In- und ausländische Beobachter befürchten, dass sich die internationale Gemeinschaft ohne Erfolge der Kabuler Regierung bei der Korruptionsbekämpfung ganz aus Afghanistan zurückziehen könnte. Dazu meint Rukshana Nanaykkara: "Das Vorhandensein von Korruption darf für die internationalen Geber kein Grund sein, sich aus dem Land zurückzuziehen.“ Vielmehr müssten sie sich darauf konzentrieren, korrupten Auswüchsen bei Entwicklungsprojekten vorzubauen", so die Expertin von Transparency International.

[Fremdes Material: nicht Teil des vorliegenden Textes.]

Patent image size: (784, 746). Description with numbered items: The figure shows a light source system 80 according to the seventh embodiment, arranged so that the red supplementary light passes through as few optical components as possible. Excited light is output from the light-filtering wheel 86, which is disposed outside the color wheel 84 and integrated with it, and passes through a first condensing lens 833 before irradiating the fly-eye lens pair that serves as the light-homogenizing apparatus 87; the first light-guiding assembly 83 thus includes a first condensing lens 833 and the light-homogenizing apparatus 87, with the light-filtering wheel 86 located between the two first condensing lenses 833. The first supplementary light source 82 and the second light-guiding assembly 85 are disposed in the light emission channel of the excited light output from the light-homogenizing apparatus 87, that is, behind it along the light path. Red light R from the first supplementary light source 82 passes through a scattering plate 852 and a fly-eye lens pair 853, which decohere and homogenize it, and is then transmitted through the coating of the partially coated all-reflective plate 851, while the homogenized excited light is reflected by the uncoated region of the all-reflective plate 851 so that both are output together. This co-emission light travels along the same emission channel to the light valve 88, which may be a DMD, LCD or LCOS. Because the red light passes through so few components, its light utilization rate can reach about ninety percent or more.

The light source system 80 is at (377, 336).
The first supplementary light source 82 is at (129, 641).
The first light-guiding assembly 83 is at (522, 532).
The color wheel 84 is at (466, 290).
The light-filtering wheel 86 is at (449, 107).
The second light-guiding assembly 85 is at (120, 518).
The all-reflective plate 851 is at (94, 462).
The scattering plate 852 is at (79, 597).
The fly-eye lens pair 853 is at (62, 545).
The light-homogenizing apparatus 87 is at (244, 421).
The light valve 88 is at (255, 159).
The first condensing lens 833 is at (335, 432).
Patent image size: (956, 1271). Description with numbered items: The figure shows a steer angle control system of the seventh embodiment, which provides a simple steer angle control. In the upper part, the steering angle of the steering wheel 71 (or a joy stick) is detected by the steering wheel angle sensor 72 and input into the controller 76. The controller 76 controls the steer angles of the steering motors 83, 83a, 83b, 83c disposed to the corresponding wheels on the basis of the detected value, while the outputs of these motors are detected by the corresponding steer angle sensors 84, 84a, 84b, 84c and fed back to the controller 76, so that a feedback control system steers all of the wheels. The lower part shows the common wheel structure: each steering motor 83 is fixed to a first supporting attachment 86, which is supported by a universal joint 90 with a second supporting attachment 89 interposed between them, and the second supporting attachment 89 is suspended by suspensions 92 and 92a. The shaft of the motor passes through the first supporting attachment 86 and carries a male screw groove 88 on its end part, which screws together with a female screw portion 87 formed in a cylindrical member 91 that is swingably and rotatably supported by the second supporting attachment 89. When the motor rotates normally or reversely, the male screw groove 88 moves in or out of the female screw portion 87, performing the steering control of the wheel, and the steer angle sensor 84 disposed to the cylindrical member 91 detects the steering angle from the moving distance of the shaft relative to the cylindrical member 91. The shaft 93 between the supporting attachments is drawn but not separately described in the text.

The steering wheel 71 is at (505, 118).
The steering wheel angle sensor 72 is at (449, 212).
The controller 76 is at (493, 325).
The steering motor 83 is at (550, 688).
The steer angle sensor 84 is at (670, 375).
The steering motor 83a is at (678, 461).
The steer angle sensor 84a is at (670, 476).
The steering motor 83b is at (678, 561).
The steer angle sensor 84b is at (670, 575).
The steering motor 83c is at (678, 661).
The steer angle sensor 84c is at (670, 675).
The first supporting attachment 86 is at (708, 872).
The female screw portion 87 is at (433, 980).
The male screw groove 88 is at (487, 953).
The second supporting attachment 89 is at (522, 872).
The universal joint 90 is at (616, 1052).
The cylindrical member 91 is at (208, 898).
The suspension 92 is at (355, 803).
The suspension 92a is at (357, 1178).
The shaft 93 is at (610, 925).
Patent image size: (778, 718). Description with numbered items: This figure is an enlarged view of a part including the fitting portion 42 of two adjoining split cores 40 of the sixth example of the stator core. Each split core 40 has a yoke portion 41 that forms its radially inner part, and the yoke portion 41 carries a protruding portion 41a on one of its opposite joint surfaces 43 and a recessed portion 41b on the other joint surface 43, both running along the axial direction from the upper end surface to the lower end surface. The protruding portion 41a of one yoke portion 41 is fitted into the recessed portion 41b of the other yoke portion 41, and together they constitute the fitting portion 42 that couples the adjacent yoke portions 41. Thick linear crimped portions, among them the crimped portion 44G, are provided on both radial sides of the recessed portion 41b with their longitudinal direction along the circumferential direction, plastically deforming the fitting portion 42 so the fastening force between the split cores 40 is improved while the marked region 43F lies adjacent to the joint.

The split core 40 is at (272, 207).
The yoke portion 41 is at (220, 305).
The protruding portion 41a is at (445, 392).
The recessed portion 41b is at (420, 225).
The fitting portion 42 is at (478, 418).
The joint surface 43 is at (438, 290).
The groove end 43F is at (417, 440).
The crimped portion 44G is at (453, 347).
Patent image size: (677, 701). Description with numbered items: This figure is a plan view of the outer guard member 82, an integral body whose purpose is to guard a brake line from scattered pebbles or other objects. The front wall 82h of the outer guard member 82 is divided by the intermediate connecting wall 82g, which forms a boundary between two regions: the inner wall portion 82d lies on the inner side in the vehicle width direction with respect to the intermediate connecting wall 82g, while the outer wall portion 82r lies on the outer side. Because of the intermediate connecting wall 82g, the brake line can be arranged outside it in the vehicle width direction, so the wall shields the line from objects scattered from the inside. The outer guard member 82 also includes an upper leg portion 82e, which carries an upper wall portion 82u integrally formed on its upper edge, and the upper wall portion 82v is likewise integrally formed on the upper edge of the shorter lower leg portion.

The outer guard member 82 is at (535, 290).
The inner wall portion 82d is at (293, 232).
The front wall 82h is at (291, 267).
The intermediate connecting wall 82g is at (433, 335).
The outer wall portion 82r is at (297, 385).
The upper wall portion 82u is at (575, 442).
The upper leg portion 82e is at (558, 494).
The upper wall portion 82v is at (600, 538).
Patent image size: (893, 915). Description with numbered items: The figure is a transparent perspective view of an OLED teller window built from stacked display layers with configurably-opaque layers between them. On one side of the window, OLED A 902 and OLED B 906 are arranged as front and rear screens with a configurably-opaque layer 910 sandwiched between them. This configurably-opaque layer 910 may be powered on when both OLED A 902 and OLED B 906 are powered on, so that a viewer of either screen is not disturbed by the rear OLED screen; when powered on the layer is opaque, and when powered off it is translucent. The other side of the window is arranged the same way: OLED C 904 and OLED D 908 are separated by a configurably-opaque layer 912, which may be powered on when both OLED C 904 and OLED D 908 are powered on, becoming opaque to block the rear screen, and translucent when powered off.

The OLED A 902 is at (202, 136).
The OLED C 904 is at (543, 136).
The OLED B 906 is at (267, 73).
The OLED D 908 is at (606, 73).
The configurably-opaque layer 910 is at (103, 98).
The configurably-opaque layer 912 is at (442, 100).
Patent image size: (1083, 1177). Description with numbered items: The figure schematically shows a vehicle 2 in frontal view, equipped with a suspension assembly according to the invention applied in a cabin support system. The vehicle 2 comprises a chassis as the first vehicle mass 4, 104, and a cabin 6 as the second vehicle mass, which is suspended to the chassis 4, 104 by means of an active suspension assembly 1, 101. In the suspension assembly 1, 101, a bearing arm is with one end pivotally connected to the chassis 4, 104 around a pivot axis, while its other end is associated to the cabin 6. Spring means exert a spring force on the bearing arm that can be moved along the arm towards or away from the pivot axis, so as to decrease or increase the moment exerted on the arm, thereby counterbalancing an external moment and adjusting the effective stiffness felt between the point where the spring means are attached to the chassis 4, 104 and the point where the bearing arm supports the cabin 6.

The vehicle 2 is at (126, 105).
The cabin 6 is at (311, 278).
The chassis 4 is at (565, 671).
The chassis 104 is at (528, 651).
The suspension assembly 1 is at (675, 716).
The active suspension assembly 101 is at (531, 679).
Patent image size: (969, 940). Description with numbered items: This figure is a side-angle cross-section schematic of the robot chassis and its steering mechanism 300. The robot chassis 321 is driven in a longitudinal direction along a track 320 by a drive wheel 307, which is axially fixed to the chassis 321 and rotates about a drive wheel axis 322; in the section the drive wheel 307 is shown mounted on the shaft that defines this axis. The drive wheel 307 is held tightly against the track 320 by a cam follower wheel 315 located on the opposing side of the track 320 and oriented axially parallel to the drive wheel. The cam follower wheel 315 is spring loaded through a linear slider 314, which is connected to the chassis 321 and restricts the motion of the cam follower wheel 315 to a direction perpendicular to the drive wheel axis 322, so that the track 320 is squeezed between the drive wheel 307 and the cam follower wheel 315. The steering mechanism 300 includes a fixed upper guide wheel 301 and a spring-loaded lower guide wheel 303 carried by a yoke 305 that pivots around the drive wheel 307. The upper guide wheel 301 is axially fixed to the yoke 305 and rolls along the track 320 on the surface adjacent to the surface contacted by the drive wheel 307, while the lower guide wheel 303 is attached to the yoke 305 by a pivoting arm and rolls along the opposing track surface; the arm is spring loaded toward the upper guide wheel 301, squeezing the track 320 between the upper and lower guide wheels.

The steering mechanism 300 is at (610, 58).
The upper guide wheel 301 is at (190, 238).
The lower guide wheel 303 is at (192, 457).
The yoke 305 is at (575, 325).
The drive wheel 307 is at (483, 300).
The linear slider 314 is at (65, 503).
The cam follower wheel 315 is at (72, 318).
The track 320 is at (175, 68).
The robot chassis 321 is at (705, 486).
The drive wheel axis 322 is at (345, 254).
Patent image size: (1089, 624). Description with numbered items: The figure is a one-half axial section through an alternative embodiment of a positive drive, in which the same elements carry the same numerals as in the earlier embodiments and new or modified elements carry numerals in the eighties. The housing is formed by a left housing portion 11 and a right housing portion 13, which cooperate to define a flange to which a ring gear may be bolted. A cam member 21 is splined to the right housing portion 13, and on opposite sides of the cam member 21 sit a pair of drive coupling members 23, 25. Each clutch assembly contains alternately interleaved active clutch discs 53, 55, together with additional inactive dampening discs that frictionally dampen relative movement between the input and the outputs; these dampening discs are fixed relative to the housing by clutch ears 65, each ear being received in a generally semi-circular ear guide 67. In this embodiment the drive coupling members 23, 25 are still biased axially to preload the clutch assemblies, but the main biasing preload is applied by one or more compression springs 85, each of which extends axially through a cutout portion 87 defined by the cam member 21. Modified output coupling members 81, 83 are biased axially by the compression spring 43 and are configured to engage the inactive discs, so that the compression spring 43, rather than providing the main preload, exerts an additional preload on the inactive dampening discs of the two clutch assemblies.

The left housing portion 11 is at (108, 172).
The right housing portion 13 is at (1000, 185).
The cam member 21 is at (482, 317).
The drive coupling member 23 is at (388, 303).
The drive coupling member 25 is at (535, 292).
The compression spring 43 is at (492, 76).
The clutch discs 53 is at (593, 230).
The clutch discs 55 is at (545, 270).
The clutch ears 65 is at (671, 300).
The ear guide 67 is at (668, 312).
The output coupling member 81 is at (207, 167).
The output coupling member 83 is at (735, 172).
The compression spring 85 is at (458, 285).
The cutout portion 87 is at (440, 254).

Hemmnis für einheimischen Wirtschaftsaufbau
Aber nicht nur ausländische Finanzhilfe steht durch das Übel der Korruption auf dem Spiel. Potentielle afghanische Investoren haben nach Aussage von Sayed Massud ihr Kapital ins Ausland transferiert. Auch Ausländer würden durch Korruption und fehlende Rechtssicherheit von Investitionen in Afghanistan abgeschreckt. Von dieser Situation profitiere eine "mafiaähnliche Gruppe, die die Märkte und Preise in Afghanistan kontrolliert", sagt Universitätsdozent Massud. Diese Gruppe sei daran interessiert, dass Afghanistan vor allem ein Markt der Konsumenten bleibt und keinen bedeutenden produzierenden Sektor entwickelt. Die weitverbreitete Korruption gefährde somit auch den Aufbau einer tragfähigen einheimischen Wirtschaft.